I have been following the Man Booker Prize selection this year for the first time ever. I've read only two Booker books before - one I loved and one I didn't love so much. I didn't dare to commit to reading the whole long list but since the short list is only six books, I sort of 'challenged' myself to read it before the prize is announced. Of course, I am already regretting this surge of ambition. I have read these this by now:
1. A Sense of an Ending by Julian Barnes - The book was a wonderful read. My only problem was, I thought it lacked a bit in the plot, in that it didn't really have one. I loved reading the narrator's long monologues about memory and time and morality; so much that I wished it was a non-fiction book. I loved the main character's sense of humour and his writing; but it seemed as though an idea was stretched and dragged into a book, to show off a few genius characters and their beliefs. I would call it a great one-time read, albeit with a spectacularly disappointing ending!

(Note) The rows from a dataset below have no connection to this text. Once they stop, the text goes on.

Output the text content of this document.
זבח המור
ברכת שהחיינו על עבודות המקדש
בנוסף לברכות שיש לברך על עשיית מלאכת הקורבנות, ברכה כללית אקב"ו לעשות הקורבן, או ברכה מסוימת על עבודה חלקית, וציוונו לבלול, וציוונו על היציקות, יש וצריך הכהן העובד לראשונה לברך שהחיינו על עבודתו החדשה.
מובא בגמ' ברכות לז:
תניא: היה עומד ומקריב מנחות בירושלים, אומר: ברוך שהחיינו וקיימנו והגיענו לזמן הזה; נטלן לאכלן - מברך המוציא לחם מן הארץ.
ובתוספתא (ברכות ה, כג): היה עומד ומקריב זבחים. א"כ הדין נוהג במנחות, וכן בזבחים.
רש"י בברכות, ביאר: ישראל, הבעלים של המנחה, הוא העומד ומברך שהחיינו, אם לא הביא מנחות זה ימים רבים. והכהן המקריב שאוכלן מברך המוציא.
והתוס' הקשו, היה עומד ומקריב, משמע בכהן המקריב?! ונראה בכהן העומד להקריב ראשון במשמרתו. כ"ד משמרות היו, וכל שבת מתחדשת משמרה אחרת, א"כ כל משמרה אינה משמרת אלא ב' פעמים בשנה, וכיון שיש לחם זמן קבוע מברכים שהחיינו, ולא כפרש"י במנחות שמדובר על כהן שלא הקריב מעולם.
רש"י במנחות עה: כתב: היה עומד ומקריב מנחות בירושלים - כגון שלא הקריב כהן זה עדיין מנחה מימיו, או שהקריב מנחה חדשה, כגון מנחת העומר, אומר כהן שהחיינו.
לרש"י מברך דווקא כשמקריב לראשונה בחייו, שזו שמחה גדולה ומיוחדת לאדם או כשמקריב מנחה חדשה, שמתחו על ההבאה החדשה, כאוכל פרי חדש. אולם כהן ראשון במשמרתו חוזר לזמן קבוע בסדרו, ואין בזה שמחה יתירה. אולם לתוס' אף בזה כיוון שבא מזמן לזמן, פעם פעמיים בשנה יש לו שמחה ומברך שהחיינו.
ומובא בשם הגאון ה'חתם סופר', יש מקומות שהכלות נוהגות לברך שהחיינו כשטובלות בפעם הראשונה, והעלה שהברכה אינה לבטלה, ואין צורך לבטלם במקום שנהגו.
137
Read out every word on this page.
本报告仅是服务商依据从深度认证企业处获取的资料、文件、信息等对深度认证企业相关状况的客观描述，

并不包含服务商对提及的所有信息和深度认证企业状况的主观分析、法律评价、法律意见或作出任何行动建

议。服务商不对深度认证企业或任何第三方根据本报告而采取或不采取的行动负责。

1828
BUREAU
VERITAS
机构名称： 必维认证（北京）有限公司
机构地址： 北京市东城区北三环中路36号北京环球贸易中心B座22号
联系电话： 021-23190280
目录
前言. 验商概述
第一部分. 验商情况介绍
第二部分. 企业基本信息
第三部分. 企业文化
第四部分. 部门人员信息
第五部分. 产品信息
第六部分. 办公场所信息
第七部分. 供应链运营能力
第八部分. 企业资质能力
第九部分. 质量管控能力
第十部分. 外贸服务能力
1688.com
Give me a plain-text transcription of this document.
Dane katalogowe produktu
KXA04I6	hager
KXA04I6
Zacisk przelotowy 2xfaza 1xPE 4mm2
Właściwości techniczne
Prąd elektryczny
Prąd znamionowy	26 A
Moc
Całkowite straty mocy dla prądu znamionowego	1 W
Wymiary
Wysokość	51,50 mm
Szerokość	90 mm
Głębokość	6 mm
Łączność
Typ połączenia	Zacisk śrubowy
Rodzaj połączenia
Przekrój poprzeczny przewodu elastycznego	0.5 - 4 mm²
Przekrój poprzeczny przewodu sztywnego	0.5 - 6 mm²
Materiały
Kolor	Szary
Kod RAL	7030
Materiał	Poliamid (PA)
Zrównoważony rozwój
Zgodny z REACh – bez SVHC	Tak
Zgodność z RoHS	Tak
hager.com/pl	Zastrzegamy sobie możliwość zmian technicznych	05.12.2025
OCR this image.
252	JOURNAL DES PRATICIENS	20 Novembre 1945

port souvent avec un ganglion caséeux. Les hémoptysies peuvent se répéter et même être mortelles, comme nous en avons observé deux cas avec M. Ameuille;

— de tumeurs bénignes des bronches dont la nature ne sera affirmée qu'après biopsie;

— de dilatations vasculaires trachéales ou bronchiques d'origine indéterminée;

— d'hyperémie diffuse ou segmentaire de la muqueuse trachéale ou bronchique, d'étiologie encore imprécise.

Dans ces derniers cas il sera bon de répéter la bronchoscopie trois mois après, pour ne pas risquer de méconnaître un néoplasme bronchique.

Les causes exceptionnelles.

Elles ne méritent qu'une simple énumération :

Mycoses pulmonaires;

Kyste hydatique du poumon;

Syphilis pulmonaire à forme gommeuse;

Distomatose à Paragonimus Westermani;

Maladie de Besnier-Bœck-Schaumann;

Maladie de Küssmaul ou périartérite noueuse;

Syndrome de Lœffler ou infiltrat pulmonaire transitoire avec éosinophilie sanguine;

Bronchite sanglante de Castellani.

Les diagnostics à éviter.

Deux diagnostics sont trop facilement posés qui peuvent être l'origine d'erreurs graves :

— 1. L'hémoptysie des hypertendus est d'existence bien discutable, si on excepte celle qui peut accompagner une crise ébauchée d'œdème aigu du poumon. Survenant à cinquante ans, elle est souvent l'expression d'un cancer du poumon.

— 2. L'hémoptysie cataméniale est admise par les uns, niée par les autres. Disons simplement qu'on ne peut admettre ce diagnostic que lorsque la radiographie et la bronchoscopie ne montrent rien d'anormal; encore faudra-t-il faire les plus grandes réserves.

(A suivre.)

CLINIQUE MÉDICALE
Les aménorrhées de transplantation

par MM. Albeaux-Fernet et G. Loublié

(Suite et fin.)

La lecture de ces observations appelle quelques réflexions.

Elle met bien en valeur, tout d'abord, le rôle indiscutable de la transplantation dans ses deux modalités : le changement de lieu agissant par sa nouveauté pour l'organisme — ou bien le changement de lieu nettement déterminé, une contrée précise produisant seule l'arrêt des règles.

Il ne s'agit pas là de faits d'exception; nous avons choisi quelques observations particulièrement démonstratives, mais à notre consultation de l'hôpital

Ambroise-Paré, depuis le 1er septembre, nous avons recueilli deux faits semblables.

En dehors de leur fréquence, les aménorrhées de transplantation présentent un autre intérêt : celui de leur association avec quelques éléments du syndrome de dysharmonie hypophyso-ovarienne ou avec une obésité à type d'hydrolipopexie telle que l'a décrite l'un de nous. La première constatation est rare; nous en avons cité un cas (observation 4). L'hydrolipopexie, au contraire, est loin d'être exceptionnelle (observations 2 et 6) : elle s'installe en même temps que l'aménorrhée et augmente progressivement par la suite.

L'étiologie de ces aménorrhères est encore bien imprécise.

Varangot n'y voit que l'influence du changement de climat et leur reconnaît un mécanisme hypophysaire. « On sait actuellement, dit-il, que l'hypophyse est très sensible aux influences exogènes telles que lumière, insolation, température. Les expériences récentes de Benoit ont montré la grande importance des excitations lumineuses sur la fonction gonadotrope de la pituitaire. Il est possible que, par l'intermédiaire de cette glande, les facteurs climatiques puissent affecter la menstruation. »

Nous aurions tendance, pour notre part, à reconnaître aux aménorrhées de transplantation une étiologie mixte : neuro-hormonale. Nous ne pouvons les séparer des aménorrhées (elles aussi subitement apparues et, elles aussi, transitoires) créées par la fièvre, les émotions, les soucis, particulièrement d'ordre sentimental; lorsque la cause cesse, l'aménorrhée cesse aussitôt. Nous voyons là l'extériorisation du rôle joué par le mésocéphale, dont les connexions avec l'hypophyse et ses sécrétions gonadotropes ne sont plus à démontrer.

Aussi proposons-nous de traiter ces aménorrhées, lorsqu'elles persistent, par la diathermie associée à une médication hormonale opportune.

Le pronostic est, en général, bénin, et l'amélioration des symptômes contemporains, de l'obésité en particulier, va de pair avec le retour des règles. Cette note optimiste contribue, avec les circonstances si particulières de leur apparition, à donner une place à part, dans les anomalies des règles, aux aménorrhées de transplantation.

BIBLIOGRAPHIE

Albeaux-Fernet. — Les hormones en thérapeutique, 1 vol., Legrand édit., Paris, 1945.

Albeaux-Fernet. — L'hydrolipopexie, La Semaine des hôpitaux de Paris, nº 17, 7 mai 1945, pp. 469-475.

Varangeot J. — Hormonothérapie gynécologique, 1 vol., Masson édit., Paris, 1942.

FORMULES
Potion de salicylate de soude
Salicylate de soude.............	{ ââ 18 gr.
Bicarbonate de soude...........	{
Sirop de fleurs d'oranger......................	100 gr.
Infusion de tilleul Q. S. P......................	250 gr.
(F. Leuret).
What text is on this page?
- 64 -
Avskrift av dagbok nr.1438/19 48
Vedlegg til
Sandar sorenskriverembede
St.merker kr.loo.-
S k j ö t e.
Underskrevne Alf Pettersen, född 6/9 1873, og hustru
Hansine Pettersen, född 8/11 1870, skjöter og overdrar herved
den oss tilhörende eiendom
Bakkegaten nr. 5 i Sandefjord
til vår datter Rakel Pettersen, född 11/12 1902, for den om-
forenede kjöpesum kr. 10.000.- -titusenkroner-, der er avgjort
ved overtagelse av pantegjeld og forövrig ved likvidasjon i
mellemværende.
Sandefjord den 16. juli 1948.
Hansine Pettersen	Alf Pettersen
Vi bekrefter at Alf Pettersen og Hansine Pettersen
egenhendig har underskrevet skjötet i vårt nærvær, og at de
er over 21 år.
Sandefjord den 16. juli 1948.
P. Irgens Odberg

I also read Orwell's Politics and the English Language essay (you can read it here) the other day, which I am in no way qualified to review. An excerpt:
Silly words and expressions have often disappeared, not through any evolutionary process but owing to the conscious action of a minority. Two recent examples were 'explore every avenue' and 'leave no stone unturned', which were killed by the jeers of a few journalists. There is a long list of flyblown metaphors which could similarly be got rid of if enough people would interest themselves in the job; and it should also be possible to laugh the not un- formation out of existence*, to reduce the amount of Latin and Greek in the average sentence, to drive out foreign phrases and strayed scientific words, and, in general, to make pretentiousness unfashionable.
*One can cure oneself of the not un- formation by memorizing this sentence: A not unblack dog was chasing a not unsmall rabbit across a not ungreen field.
Apart from that, my sister wrote another of her awesome blog posts which, when compared to my own blog, make me hang my head in shame. Also. I baked cookies. I can't cook; anyone who knows me knows that! But I did, anyway. That's what being bored, sick and alone at home does to people. Anyway, a few burned, but the rest turned out quite alright. I was so happy, and I repeat, so alone, that I ate them up all by myself, except for one that I managed to save for later. That night I proudly presented it to my mom. Knowing my luck, I should have guessed it would turn out to be one of the slightly charred ones. I have to say, I did not deserve the 'Oh, I bet the rest tasted perfectly fine' remark that goes with that pitying smile.